# ADA Aquasky and Superjet knock-offs



## throughthisvalley (Aug 20, 2013)

I saw an aquasky 301 and an es 150 knock off on ebay today. Anyone have any experience with either of these?


----------



## ThatGuyWithTheFish (Apr 29, 2012)

They're very sketchy in origins. I chose not to buy them (almost always, at least) because they're based on what amounts to stolen IP.


----------



## Green_Flash (Apr 15, 2012)

In addition who knows what safety requirements/testing they under went or where that money is going. There are no guarantees with clones.


----------



## chocological (Nov 13, 2012)

I definitely use knockoff glassware because it looks nice and won't break the bank (or my heart) when it breaks. 

I wouldn't use knockoff lighting though. Wouldn't want something to catch on fire or short out or whatever. Too much risk in that for me.


----------



## Matsnork (Jun 3, 2013)

I also found an ebay seller with "knock off" super jet and aquasky items. 

Would be nice to know if the they are copys or simply originals but sold on the side without ADA labeling.

I sent an email to the seller asking if he/she could sell me the acrylic stand seperatly, this so that I can attach my own diy led unit.


----------



## Matsnork (Jun 3, 2013)

So I went ahead and ordered an "aquasky 601". It was a fraction of the price of the original so kind of a gamble. It is dimmable and looks really good in pictures, but if it turnes out the led/heatsink part is poor quality I´m going t use the acrylic stand for diy.


----------



## FlyingHellFish (Nov 5, 2011)

^ That actually a pretty smart idea.... you can just use a sheet of aluminum for the heat sink and add some Cree leds.

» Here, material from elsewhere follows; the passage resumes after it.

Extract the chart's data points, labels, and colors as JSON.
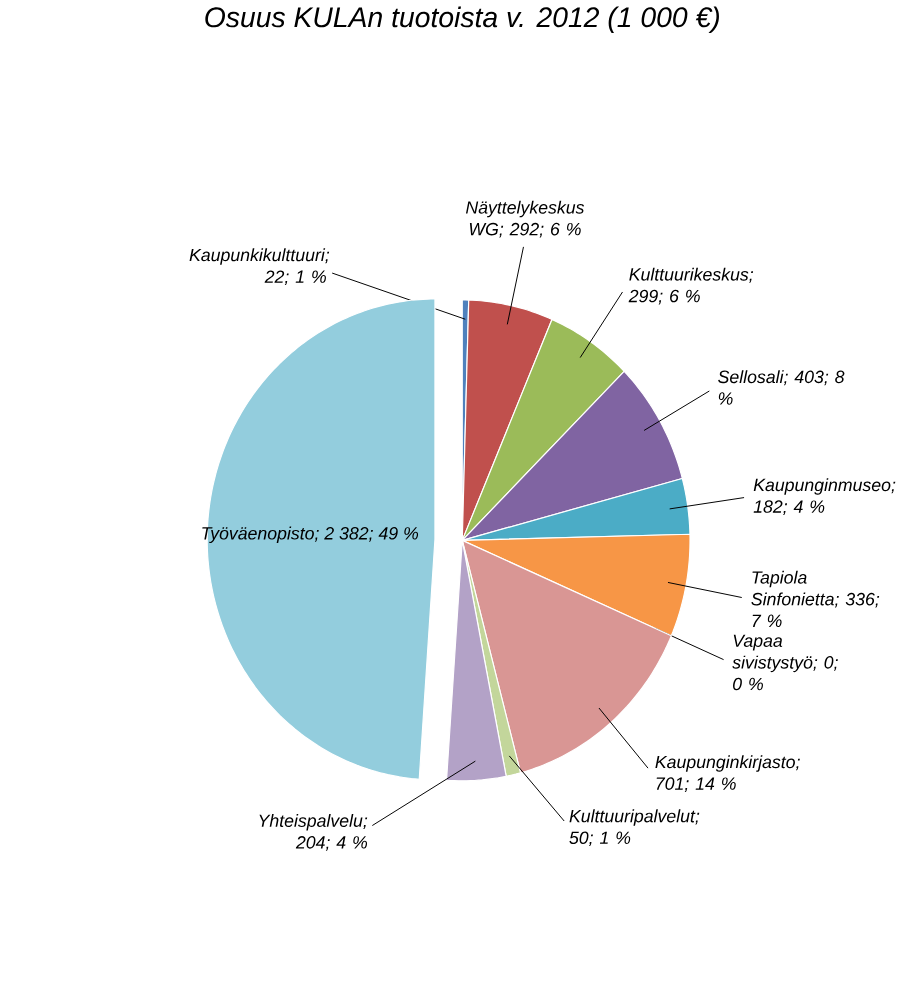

Hmm... good god, that a smart idea. Ask if they sell the stand alone, lol


----------



## Matsnork (Jun 3, 2013)

Already did, they said they would ask the supplier. Nothing after that so I took the plunge. 

The aquasky comes with smd leds run on pretty high current (i think because of the heatsink) But one could make a bigger heatsink or just put fans on the stock one pretty easy.


----------



## Matsnork (Jun 3, 2013)

Recieved my knock off today. Looks really nice and puts out... light. It comes with a simple remote with dimmer function so it can be dimmed in about 10 stages.


----------



## exv152 (Jun 8, 2009)

Nice fixture, I've got the real 601, looks identical. Do you have any pics of the LED diodes themselves? Interested in seeing if they used the same diode.


----------



## gus6464 (Dec 19, 2011)

The new Aquasky's are using SMD 5630's right?


----------



## Matsnork (Jun 3, 2013)

exv152 said:


> Do you have any pics of the LED diodes themselves?

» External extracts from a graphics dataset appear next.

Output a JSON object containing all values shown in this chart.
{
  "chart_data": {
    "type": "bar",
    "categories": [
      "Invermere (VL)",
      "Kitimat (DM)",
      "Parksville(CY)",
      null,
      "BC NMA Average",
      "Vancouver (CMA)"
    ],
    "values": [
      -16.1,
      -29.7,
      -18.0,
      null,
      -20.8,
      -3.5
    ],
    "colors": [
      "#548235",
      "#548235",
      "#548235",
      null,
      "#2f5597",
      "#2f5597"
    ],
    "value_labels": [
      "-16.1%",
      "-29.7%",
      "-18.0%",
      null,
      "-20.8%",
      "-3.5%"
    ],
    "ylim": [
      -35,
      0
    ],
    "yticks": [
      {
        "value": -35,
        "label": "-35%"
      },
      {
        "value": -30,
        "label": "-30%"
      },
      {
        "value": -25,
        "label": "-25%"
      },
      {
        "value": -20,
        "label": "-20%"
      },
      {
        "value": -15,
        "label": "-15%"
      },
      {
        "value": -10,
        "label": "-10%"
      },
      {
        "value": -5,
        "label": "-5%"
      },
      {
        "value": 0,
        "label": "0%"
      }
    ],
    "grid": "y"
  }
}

Best I´ve got for now. Bed time!


----------



## Matsnork (Jun 3, 2013)

Googling on the "brand" and came across this;

http://www.ukaps.org/forum/threads/green-hair-algae-battle.33219/

"A Chinese copy of the Aquasky 601 called a Chihiro Aquatic Studio - with one important difference - it has 74 LEDS! The Auqasky 601 only has 30. I've literally only just noticed this today - pictures below, and I'm beginning to think this may be the smoking gun (and perhaps my fault for buying cheap). The only lighting schedule I've been able to use to barely control the algae, has been 5 hours, from 4:30pm to 9:30pm. There is ambient light in the room during the day, but no direct sunlight on the tank (and here too I've tried keeping curtains close 1/2 to reduce light)."


----------



## Matsnork (Jun 3, 2013)

Beware that the acrylic stand on my 601 has started to bend/drop down slightly. The plastic can´t really handle the heat so it slumps down a few millimeters. Should be fixable with a few drops of glue between heatsink and acrylic. The aluminum fixture is rigid and shoul help keeping the acrylic stand level.

Other than this the light has been stellar. Getting good growth with it. Have it set on about 80% @ 7h.


----------